EX-5.1 4 d614128dex51.htm EX-5.1 EX-5.1

Exhibit 5.1



September 25, 2018

International Flavors & Fragrances Inc.

521 West 57th Street

New York, New York 10019

Ladies and Gentlemen:

We have acted as special counsel to International Flavors & Fragrances Inc., a New York corporation (the “Company”), in connection with the Company’s offering pursuant to a registration statement on Form S-3 (No. 333-209889), as amended as of its most recent effective date (September 20, 2018), insofar as it relates to the Securities (as defined below) (as determined for purposes of Rule 430B(f)(2) under the Securities Act of 1933, as amended (the “Securities Act”)) (as so amended, including the documents incorporated by reference therein but excluding Exhibit 25.1, the “Registration Statement”) and the prospectus dated August 6, 2018 (the “Base Prospectus”), as supplemented by the prospectus supplement thereto dated September 20, 2018 (the “Prospectus Supplement” and the Base Prospectus as supplemented by the Prospectus Supplement, the “Prospectus”) of €300,000,000 aggregate principal amount of 0.500% Senior Notes due 2021 (the “2021 Notes”) and €800,000,000 aggregate principal amount of 1.800% Senior Notes due 2026 (the “2026 Notes” and, together with the 2021 Notes, the “Securities”).
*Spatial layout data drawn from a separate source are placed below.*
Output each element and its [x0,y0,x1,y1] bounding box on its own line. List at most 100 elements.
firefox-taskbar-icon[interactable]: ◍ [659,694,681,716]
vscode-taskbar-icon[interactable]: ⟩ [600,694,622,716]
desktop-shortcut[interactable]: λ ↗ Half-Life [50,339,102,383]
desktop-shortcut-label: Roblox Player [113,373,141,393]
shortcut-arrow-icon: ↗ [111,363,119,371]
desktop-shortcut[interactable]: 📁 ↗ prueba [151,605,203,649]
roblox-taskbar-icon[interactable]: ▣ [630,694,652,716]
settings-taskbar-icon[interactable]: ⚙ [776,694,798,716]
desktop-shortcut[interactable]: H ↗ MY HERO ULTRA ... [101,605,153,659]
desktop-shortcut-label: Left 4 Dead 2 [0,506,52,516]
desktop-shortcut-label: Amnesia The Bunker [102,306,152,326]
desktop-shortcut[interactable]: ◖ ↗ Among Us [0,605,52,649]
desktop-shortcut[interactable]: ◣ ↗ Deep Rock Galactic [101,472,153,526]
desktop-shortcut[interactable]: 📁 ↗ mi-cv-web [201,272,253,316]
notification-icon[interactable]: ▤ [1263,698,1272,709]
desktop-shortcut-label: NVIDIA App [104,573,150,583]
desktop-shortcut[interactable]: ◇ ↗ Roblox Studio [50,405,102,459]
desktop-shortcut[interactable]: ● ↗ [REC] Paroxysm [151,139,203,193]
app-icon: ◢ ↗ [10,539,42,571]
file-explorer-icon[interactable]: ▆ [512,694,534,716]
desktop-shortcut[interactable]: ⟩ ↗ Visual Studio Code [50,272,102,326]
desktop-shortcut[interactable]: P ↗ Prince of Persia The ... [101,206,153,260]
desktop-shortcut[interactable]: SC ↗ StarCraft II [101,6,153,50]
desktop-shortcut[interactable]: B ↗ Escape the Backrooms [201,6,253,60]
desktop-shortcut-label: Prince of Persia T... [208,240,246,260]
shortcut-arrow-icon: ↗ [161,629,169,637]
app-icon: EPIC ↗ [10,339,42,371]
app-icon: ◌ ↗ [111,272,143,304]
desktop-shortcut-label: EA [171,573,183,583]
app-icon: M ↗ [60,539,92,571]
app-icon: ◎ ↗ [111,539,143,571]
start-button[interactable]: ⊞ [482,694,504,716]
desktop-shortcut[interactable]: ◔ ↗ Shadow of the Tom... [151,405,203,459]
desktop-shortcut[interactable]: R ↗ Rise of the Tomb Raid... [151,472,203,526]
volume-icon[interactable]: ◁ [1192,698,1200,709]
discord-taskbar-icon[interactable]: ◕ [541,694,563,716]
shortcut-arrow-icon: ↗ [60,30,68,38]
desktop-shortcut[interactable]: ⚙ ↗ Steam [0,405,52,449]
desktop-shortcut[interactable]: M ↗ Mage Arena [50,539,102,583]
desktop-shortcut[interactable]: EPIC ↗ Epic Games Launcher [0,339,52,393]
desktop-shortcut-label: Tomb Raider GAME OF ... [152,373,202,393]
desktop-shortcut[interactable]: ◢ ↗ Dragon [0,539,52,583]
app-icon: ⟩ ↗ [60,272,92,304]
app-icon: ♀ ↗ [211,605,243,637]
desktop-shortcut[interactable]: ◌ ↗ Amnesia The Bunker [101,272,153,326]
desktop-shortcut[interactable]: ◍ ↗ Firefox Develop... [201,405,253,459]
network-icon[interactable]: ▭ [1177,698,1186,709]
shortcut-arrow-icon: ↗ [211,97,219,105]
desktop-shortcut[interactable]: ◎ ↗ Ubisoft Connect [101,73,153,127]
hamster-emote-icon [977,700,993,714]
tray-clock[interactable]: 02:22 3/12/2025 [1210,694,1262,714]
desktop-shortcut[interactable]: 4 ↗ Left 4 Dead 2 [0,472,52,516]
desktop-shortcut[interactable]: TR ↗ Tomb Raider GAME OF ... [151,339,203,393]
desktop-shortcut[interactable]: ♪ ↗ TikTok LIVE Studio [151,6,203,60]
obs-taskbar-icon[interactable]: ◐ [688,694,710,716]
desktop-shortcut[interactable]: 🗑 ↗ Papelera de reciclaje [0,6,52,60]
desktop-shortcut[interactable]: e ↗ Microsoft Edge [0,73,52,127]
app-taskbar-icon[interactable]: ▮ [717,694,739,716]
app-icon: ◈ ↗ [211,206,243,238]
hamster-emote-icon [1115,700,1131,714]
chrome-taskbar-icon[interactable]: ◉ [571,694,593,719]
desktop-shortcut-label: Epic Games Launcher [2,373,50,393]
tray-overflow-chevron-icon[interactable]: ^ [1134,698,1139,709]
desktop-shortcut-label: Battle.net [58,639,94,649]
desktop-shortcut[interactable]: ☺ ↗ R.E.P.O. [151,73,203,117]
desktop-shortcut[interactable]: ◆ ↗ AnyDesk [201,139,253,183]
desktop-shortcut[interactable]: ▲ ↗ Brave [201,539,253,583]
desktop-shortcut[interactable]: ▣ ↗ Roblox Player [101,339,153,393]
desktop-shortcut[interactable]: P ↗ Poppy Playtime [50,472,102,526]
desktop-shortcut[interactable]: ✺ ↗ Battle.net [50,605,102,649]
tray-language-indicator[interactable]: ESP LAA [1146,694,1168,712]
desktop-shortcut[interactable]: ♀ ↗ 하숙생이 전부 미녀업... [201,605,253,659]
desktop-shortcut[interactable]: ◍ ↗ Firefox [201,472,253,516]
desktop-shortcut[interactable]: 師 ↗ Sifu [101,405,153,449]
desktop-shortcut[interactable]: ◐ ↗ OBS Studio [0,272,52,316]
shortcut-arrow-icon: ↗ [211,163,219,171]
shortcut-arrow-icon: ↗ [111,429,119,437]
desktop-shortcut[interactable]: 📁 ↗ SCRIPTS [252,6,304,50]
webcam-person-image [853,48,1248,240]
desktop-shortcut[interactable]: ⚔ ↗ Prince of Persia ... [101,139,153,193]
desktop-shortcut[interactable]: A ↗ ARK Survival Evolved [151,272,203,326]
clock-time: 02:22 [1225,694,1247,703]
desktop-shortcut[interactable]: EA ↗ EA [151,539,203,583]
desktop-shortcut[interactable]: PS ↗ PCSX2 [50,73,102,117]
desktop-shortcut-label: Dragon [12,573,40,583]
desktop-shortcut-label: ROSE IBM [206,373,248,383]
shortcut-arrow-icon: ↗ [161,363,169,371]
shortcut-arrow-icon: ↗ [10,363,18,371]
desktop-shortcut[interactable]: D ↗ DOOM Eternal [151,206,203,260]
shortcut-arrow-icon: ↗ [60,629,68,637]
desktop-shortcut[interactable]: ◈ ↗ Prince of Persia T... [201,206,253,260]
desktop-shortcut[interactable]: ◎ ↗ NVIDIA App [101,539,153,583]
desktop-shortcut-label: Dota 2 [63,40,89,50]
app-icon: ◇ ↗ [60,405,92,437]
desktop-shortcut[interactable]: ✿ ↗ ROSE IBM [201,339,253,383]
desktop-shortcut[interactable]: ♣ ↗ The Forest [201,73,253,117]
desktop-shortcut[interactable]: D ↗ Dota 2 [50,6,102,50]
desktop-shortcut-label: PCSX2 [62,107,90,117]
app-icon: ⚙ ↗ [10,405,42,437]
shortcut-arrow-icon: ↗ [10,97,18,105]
The Securities were issued under an indenture dated as of March 2, 2016 (the “Base Indenture”) between the Company and U.S. Bank National Association, as trustee (the “Trustee”), as supplemented by the fourth supplemental indenture thereto dated as of September 25, 2018 (the “Supplemental Indenture” and, together with the Base Indenture, the “Indenture”) between the Company and the Trustee.

In arriving at the opinion expressed below, we have reviewed the following documents:



the Registration Statement;



the Prospectus;



International Flavors & Fragrances Inc., p. 2



an executed copy of the underwriting agreement dated September 20, 2018 between the Company and the several underwriters named in Schedule I thereto;



an executed copy of each of the Base Indenture and the Supplemental Indenture;



a facsimile copy of the Securities in global form as executed by the Company and authenticated by the Trustee; and



copies of the Company’s Restated Certificate of Incorporation and By-Laws certified by the Secretary of State of the State of New York and the corporate secretary of the Company, respectively.

In addition, we have reviewed the originals or copies certified or otherwise identified to our satisfaction of all such corporate records of the Company and such other documents, and we have made such investigations of law, as we have deemed appropriate as a basis for the opinion expressed below.

In rendering the opinion expressed below, we have assumed the authenticity of all documents submitted to us as originals and the conformity to the originals of all documents submitted to us as copies. In addition, we have assumed and have not verified the accuracy as to factual matters of each document we have reviewed.

Based on the foregoing, and subject to the further assumptions and qualifications set forth below, it is our opinion that the Securities are the valid, binding and enforceable obligations of the Company, entitled to the benefits of the Indenture.

Insofar as the foregoing opinion relates to the validity, binding effect or enforceability of any agreement or obligation of the Company, (a) we have assumed that the Company and each other party to such agreement or obligation has satisfied those legal requirements that are applicable to it to the extent necessary to make such agreement or obligation enforceable against it (except that no such assumption is made as to the Company regarding matters of the law of the State of New York that in our experience normally would be applicable to general business entities with respect to such agreement or obligation), and (b) such opinion is subject to applicable bankruptcy, insolvency and similar laws affecting creditors’ rights generally and to general principles of equity.

We note that by statute New York provides that a judgment or decree rendered in a currency other than the currency of the United States shall be converted into U.S. dollars at the rate of exchange prevailing on the date of entry of the judgment or decree. There is no corresponding Federal statute and no controlling Federal court decision on this issue. Accordingly, we express no opinion as to whether a Federal court would award a judgment in a currency other than U.S. dollars or, if it did so, whether it would order conversion of the judgment into U.S. dollars.

The foregoing opinion is limited to the law of the State of New York.

International Flavors & Fragrances Inc., p. 3

We hereby consent to the use of our name in the Prospectus Supplement under the heading “Legal Matters” as counsel for the Company that has passed on the validity of the Securities and to the filing of this opinion letter as Exhibit 5.1 to the Company’s Current Report on Form 8-K dated September 25, 2018. In giving such consent, we do not thereby admit that we are within the category of persons whose consent is required under Section 7 of the Securities Act or the rules and regulations of the Securities and Exchange Commission thereunder.

The opinion expressed herein is rendered on and as of the date hereof, and we assume no obligation to advise you or any other person, or to make any investigations as to any legal developments or factual matters arising subsequent to the date hereof that might affect the opinion expressed herein.